霍秀秀从短暂的失神里挣脱,声音绷得很紧。
张启尘只是摇头:“眼下还不确切。
但线索已经握在手里,不出几日,必有答案。”
这是拖延。
他怎会不知?
他不仅清楚霍玲的下落,更知道那具躯体早已异化,成了非人非鬼的怪物,此刻正囚在格尔沐疗养院深处。
“好,我信你一回。”
霍秀秀目光闪动,话锋忽转,“那么……能让我瞧瞧你收着的那条铜鱼么?”
“请便。”
张启尘嘴角微抬。
他手腕一翻,掌心便多出一件青铜物件。
鱼身蜿蜒,眉部却雕成海蛇之形,泛着幽暗的锈色。
霍秀秀呼吸一滞。
先是惊于对方那凭空取物的手法,随即视线死死咬住铜鱼。
她追查这么久,半点踪迹都摸不着,竟在此人手中亲眼得见。
“给我!”
话音未落,她五指已如灵蛇出洞,直取铜鱼。
动作快得只剩残影。
换作旁人,恐怕东西早已易主。
可惜她面对的是张启尘。
他只随意将手一撤。
霍秀秀抓了个空,却不停顿,腰肢轻旋,整个人借势前探,第二抓又至。
“有意思。”
张启尘低笑。
他忽然将铜鱼向上一抛。
霍秀秀足尖点地,从椅中腾身而起,伸手去捞——
铜鱼却在半空消失了。
她落地时蹙紧眉头。
一低头,那物件不知何时已回到对方掌中。
腿风随即扫至,直逼张启尘面门。
“这便算抢了?”
他侧身避开,语气里掺进一丝凉意,“强夺的代价,你未必付得起。”
说话间,手掌已如铁钳般扣住了她的脚踝。
真白!
手腕只是轻轻一带。
她的双腿便被迫绷成笔直的线条。
布料下的轮廓若隐若现。
“你——”
霍秀秀呼吸一滞,察觉那道落在自己身上的视线,耳根瞬间烧了起来。
腰肢猛地拧转,整个人竟像没有骨头似的折了过去,直朝张启尘袭去。
这是霍家代代相传的柔术。
霍家历来由女子主事。
每个在霍家长大的孩子,自小都要研习这门功夫,霍秀秀更是其中拔尖的那个。
可惜这点本事摆在张启尘眼前。
实在不够瞧。
若不是存了几分逗弄的心思,他根本用不着一招,瞬息之间就能让她再也动不了。
哪还轮得到她出手?
只见他再次抬手,轻而易举便扣住了她一侧的手腕与脚踝。
“松开!”
霍秀秀声音里透出慌乱。
张启尘唇角弯了弯:“这话可不在理。
先动手的是你,现在喊停的也是你?”
霍秀秀气得咬住嘴唇。
被制住一手一足的情形下,她竟硬生生抬起另一条腿——
直冲他下身踢去。
裤管间掠过一丝凉意。
但这点把戏依旧不算什么。
他顺势将她往上一提,整个人便轻飘飘落进他臂弯里。
这身子真是软得惊人。
不愧是霍家练出来的。
他暗自想着。
“你做什么?放开!”
霍秀秀彻底慌了神,用力扭动起来。
张启尘任由她在怀里挣了两下:“不是你自己凑上来的么?”
“换个人可没这般好脾气。
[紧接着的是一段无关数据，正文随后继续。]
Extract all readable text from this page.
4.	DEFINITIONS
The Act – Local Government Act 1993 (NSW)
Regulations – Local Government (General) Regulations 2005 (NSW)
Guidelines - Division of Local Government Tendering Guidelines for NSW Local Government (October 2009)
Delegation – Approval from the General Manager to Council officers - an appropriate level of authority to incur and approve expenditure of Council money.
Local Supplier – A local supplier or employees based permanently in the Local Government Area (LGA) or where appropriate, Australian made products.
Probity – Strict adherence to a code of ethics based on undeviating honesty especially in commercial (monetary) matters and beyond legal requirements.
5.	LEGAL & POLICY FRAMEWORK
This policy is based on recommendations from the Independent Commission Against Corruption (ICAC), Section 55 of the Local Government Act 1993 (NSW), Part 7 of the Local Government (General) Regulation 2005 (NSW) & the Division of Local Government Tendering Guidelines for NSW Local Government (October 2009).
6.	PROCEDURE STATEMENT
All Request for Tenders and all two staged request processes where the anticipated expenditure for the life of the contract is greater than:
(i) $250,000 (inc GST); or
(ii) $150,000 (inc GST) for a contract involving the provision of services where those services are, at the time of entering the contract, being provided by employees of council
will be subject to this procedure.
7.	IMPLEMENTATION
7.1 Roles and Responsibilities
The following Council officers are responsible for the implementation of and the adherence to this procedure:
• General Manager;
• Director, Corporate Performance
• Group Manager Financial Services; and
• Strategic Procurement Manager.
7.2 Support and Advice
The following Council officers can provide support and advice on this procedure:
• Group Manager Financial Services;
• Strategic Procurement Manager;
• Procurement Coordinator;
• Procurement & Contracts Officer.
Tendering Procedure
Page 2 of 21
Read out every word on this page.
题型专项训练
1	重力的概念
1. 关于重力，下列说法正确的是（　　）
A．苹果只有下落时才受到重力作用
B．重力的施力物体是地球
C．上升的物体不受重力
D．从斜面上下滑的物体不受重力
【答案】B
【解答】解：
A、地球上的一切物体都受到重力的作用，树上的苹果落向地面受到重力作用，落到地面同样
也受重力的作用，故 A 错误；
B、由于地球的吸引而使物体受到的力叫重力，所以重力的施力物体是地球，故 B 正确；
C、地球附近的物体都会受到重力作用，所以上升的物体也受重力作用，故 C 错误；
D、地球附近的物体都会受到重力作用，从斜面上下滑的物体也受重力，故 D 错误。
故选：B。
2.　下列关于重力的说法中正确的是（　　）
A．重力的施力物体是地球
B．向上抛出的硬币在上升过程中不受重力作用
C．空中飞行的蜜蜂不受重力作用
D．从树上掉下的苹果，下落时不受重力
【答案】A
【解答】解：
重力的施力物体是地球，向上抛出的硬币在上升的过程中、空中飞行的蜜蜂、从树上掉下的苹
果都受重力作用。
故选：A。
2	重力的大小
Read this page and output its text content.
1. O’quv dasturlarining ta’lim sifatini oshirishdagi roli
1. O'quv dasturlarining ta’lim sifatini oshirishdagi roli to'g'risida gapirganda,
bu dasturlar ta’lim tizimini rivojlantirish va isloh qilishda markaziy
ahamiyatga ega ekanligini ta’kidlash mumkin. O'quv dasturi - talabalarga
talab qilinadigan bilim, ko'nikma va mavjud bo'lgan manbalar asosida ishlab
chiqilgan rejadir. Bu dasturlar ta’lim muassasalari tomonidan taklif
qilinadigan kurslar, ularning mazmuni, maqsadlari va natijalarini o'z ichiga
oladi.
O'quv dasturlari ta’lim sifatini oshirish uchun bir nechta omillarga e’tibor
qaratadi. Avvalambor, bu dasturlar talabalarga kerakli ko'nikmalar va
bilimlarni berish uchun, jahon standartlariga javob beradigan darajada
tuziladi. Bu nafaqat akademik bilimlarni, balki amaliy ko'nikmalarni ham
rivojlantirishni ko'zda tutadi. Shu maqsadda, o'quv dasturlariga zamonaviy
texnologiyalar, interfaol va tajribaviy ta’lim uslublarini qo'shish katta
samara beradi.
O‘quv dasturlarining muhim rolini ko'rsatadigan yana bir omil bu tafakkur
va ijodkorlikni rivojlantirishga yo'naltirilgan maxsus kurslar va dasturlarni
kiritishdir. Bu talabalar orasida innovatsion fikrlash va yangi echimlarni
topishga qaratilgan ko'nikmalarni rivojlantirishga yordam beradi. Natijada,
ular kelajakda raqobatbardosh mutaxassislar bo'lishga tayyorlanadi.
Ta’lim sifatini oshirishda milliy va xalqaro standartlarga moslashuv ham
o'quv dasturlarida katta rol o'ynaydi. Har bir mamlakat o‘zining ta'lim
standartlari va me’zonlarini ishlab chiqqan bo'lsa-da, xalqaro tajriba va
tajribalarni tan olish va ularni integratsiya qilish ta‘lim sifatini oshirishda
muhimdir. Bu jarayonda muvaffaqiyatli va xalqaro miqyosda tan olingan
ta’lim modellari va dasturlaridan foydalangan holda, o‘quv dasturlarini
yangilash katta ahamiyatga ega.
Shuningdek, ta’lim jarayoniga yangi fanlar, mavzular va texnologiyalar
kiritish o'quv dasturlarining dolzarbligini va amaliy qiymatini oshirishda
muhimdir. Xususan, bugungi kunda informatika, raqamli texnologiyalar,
”
“早该让你摔地上了。”
霍秀秀说不出话。
到这一刻她才明白,自己那些举动落在他眼里,恐怕滑稽得很。
这分明——
就是故意戏耍她罢了。
“张老板,”
她吸了口气,试图让声音平稳些,“方才……是我冒失了。
我们不如继续谈正事。”
挣不脱,只好另起话头。
长这么大从未与男子贴得这样近。
即便自幼受训,要求无论何时都必须维持镇定。
眼下却做不到了。
被他这样揽着。
她早已——
脸颊滚烫,胸口跳得发慌。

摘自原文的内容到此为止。